US vetoes UN resolution on Gaza ceasefire, saying it doesn’t guarantee release of hostages

The United States has vetoed a UN Security Council resolution that called for an immediate, unconditional and permanent ceasefire in Gaza, on the grounds it would not have secured the release of hostages.

“We made clear throughout negotiations we could not support an unconditional ceasefire that failed to release the hostages. Because, as this council has previously called for, a durable end to the war must come with the release of the hostages,” Deputy US Ambassador Robert Wood said following the veto Wednesday.

“These two urgent goals are inextricably linked.

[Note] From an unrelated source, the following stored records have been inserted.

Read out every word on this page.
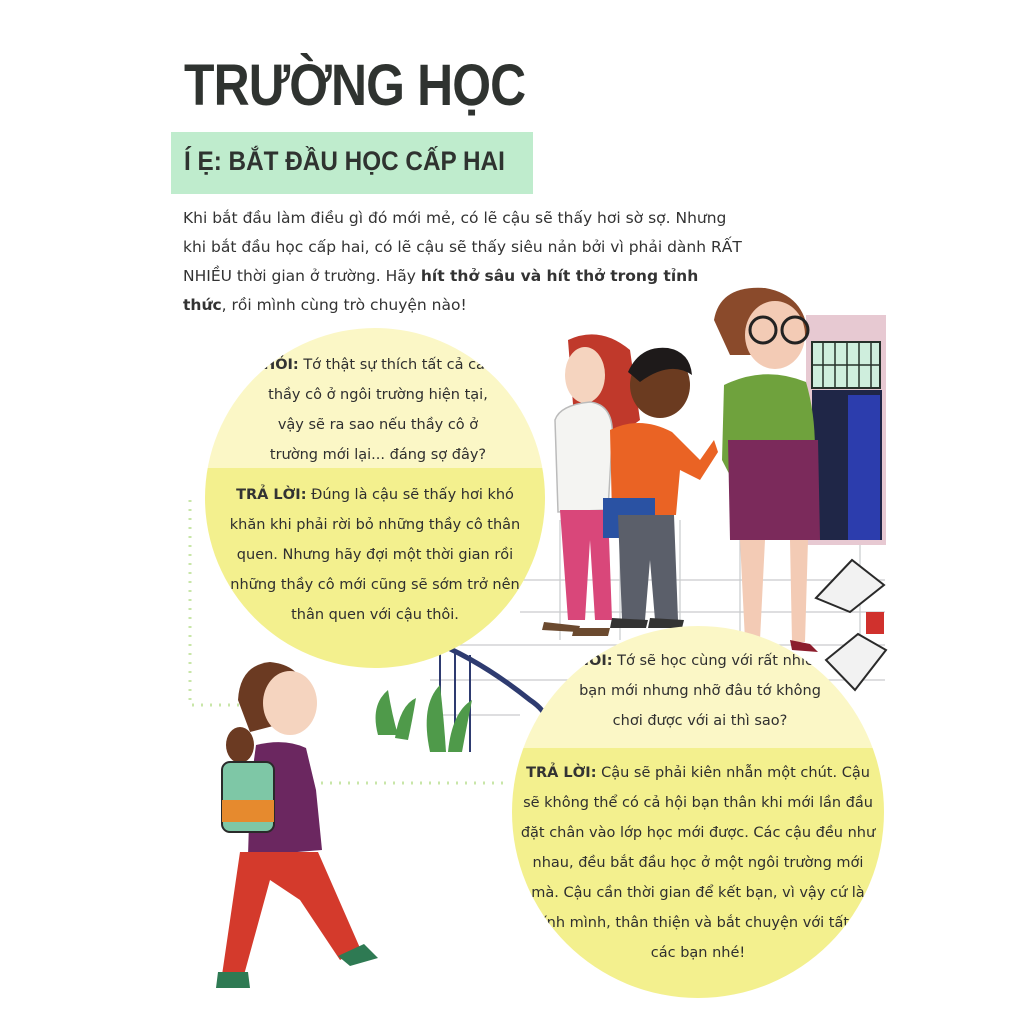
TRƯỜNG HỌC
Í Ẹ: BẮT ĐẦU HỌC CẤP HAI

Khi bắt đầu làm điều gì đó mới mẻ, có lẽ cậu sẽ thấy hơi sờ sợ. Nhưng khi bắt đầu học cấp hai, có lẽ cậu sẽ thấy siêu nản bởi vì phải dành RẤT NHIỀU thời gian ở trường. Hãy hít thở sâu và hít thở trong tỉnh thức, rồi mình cùng trò chuyện nào!

HỎI: Tớ thật sự thích tất cả các thầy cô ở ngôi trường hiện tại, vậy sẽ ra sao nếu thầy cô ở trường mới lại... đáng sợ đây?

TRẢ LỜI: Đúng là cậu sẽ thấy hơi khó khăn khi phải rời bỏ những thầy cô thân quen. Nhưng hãy đợi một thời gian rồi những thầy cô mới cũng sẽ sớm trở nên thân quen với cậu thôi.

HỎI: Tớ sẽ học cùng với rất nhiều bạn mới nhưng nhỡ đâu tớ không chơi được với ai thì sao?

TRẢ LỜI: Cậu sẽ phải kiên nhẫn một chút. Cậu sẽ không thể có cả hội bạn thân khi mới lần đầu đặt chân vào lớp học mới được. Các cậu đều như nhau, đều bắt đầu học ở một ngôi trường mới mà. Cậu cần thời gian để kết bạn, vì vậy cứ là chính mình, thân thiện và bắt chuyện với tất cả các bạn nhé!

This resolution abandoned that necessity, and for that reason, the United States could not support it,” Wood added.

Seven American citizens are still being held in Gaza. “We will not forget them,” he said.

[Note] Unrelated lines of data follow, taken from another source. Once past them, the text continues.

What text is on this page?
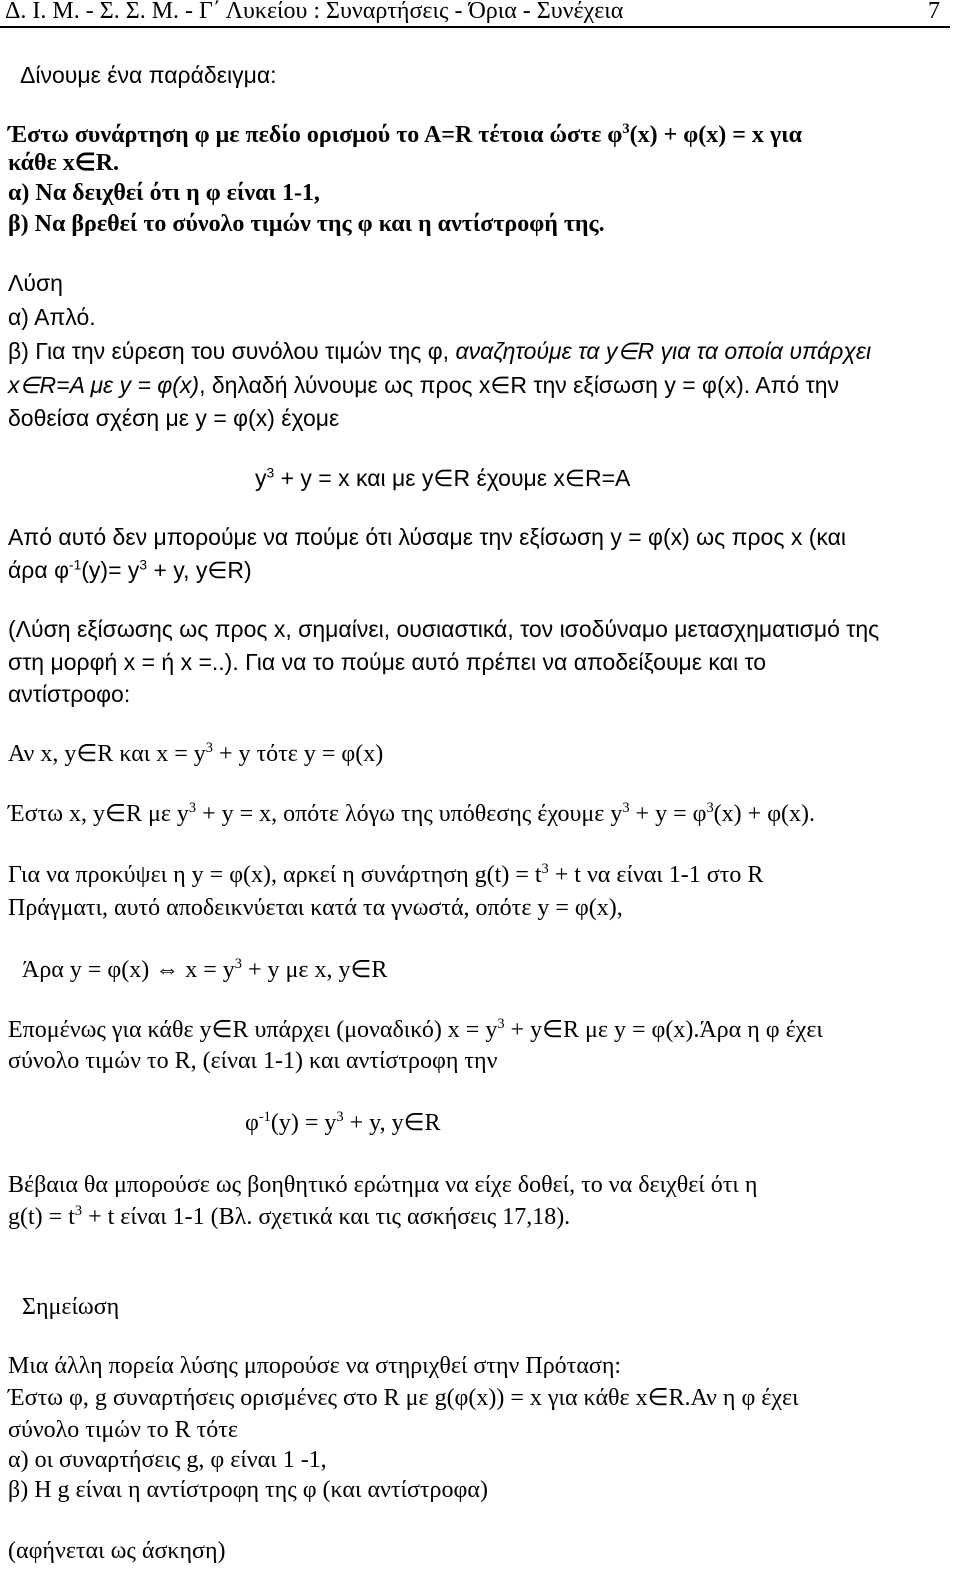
Δ. Ι. Μ. - Σ. Σ. Μ. - Γ΄ Λυκείου : Συναρτήσεις - Όρια - Συνέχεια	7
Δίνουμε ένα παράδειγμα:
Έστω συνάρτηση φ με πεδίο ορισμού το Α=R τέτοια ώστε $\varphi^3(x) + \varphi(x) = x$ για
κάθε x∈R.
α) Να δειχθεί ότι η φ είναι 1-1,
β) Να βρεθεί το σύνολο τιμών της φ και η αντίστροφή της.
Λύση
α) Απλό.
β) Για την εύρεση του συνόλου τιμών της φ, αναζητούμε τα y∈R για τα οποία υπάρχει
x∈R=A με y = φ(x), δηλαδή λύνουμε ως προς x∈R την εξίσωση y = φ(x). Από την
δοθείσα σχέση με y = φ(x) έχομε
$y^3 + y = x$ και με y∈R έχουμε x∈R=A
Από αυτό δεν μπορούμε να πούμε ότι λύσαμε την εξίσωση y = φ(x) ως προς x (και
άρα $\varphi^{-1}(y)= y^3 + y$, y∈R)
(Λύση εξίσωσης ως προς x, σημαίνει, ουσιαστικά, τον ισοδύναμο μετασχηματισμό της
στη μορφή x = ή x =..). Για να το πούμε αυτό πρέπει να αποδείξουμε και το
αντίστροφο:
Αν x, y∈R και $x = y^3 + y$ τότε y = φ(x)
Έστω x, y∈R με $y^3 + y = x$, οπότε λόγω της υπόθεσης έχουμε $y^3 + y = \varphi^3(x) + \varphi(x)$.
Για να προκύψει η y = φ(x), αρκεί η συνάρτηση $g(t) = t^3 + t$ να είναι 1-1 στο R
Πράγματι, αυτό αποδεικνύεται κατά τα γνωστά, οπότε y = φ(x),
Άρα y = φ(x) ⇔ $x = y^3 + y$ με x, y∈R
Επομένως για κάθε y∈R υπάρχει (μοναδικό) $x = y^3$ + y∈R με y = φ(x).Άρα η φ έχει
σύνολο τιμών το R, (είναι 1-1) και αντίστροφη την
$\varphi^{-1}(y) = y^3 + y$, y∈R
Βέβαια θα μπορούσε ως βοηθητικό ερώτημα να είχε δοθεί, το να δειχθεί ότι η
$g(t) = t^3 + t$ είναι 1-1 (Βλ. σχετικά και τις ασκήσεις 17,18).
Σημείωση
Μια άλλη πορεία λύσης μπορούσε να στηριχθεί στην Πρόταση:
Έστω φ, g συναρτήσεις ορισμένες στο R με g(φ(x)) = x για κάθε x∈R.Αν η φ έχει
σύνολο τιμών το R τότε
α) οι συναρτήσεις g, φ είναι 1 -1,
β) Η g είναι η αντίστροφη της φ (και αντίστροφα)
(αφήνεται ως άσκηση)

The resolution put to the 15-member council by its 10 non-permanent members demanded an “immediate, unconditional and permanent ceasefire to be respected by all parties; and further reiterates its demand for the immediate and unconditional release of all hostages.”

However, US officials said the language was not strong enough as it did not condition the ceasefire on the release of the hostages.

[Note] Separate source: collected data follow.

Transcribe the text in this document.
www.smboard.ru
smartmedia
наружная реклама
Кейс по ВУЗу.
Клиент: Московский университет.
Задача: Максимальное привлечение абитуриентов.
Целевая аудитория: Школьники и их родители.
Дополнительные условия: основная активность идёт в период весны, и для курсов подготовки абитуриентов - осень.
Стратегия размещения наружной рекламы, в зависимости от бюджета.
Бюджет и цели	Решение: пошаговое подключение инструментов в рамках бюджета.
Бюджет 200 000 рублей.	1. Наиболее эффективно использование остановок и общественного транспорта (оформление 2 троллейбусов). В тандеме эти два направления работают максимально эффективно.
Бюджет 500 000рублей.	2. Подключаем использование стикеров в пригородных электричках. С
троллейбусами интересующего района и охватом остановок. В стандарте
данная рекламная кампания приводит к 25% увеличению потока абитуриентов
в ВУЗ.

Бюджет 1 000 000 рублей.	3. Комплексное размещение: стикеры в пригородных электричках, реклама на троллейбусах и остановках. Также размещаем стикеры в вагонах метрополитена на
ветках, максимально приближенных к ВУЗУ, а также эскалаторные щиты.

Wood claimed that the authors of the resolution had declined to consider compromise language that could have led to its passage, noting also that it failed to “condemn Hamas for its October 7 terrorist attack.”

Only the US voted against the resolution, using its position as one of the five permanent members of the council to veto it.

The other four permanent members voted for it – including the UK, which has previously abstained from three other ceasefire resolutions shot down by the US.

Before the vote, Israeli Ambassador Danny Danon said approval of the resolution would have been a “betrayal.”

Veto ‘emboldens Israel’: Palestinian Authority

Palestinian officials condemned the veto. “There is no right to mass killing of civilians. There is no right to starve an entire civilian population. There is no right to forcibly displace a people. And there is no right to annexation. This is what Israel is doing in Gaza,” said Majed Bamya, deputy ambassador to the Palestine mission to the UN.

The Palestinian Authority presidency said the US move “emboldens Israel to continue its crimes against innocent civilians in Palestine and Lebanon,” according to the official Palestinian news agency WAFA.

The council’s 10 elected members (E10) that sponsored the draft resolution were “deeply disappointed” it was not adopted, according to Guyana Ambassador Carolyn Allison Rodrigues-Birkett. Guyana is one of the E10.

Permanent member France also expressed disappointment. “There is an obvious urgency to implement an immediate and unconditional ceasefire. This is the only way to guarantee the protection of all civilians and the massive and unhindered delivery of emergency aid,” France’s UN representative Nicolas de Riviere said.

The UK’s Ambassador Barbara Woodward described its decision to back the resolution as “an expression of our determination to end this war, stop the suffering in Gaza and secure the immediate release of the hostages.”

In June, the Security Council approved a US-backed ceasefire plan to end the war. Fourteen of the 15 members voted in favor, with only Russia abstaining – the first time the UNSC had endorsed such a plan.

However, following the vote, Israel vowed to persist with its military operation, saying it would not engage in “meaningless” negotiations with Hamas.